Estimated Time: 45 minutes

  1. Install Athens: Set up Athens using one of the installation methods above
  2. Create your first page: Write about a topic you're familiar with, creating multiple blocks
  3. Experiment with references: Create [[links]] between different concepts
  4. Explore the graph view: See how your notes connect visually
  5. Try block operations: Indent/outdent blocks, move them around, and create nested structures

Ready to explore the database layer? Continue to Chapter 2: Datascript Deep Dive

What Problem Does This Solve?

Most teams struggle here because the hard part is not writing more code, but deciding clear boundaries for block, uuid, Learning so behavior stays predictable as complexity grows.

In practical terms, this chapter helps you avoid three common failures:

  • coupling core logic too tightly to one implementation path
  • missing the handoff boundaries between setup, execution, and validation
  • shipping changes without clear rollback or observability strategy

After working through this chapter, you should be able to reason about Chapter 1: System Overview as an operating subsystem inside Athens Research: Deep Dive Tutorial, with explicit contracts for inputs, state transitions, and outputs.

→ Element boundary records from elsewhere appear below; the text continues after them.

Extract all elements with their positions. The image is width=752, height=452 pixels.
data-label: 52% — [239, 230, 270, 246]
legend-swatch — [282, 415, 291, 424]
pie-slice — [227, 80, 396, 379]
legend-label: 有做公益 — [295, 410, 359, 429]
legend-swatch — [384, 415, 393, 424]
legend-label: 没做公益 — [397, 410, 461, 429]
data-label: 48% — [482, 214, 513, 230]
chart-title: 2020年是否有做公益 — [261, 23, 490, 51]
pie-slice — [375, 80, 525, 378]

Use the implementation notes around Machine, learning, athens as your checklist when adapting these patterns to your own repository.

How it Works Under the Hood

Under the hood, Chapter 1: System Overview usually follows a repeatable control path:

  1. Context bootstrap: initialize runtime config and prerequisites for block.
  2. Input normalization: shape incoming data so uuid receives stable contracts.
  3. Core execution: run the main logic branch and propagate intermediate state through Learning.
  4. Policy and safety checks: enforce limits, auth scopes, and failure boundaries.
  5. Output composition: return canonical result payloads for downstream consumers.
  6. Operational telemetry: emit logs/metrics needed for debugging and performance tuning.

When debugging, walk this sequence in order and confirm each stage has explicit success/failure conditions.

Source Walkthrough

Use the following upstream sources to verify implementation details while reading this chapter:

  • Athens Research Why it matters: authoritative reference on Athens Research (github.com).

Suggested trace strategy:

  • search upstream code for block and uuid to map concrete implementation paths
  • compare docs claims against actual runtime/config code before reusing patterns in production

Chapter Connections

Depth Expansion Playbook

Source Code Walkthrough

src/cljs/athens/core.cljs

The system entry point and overall architecture are visible in src/cljs/athens/core.cljs. This file bootstraps the Re-frame application, mounts the root component, and initializes the Datascript database โ€” providing a concise map of how all the subsystems described in Chapter 1 fit together at startup.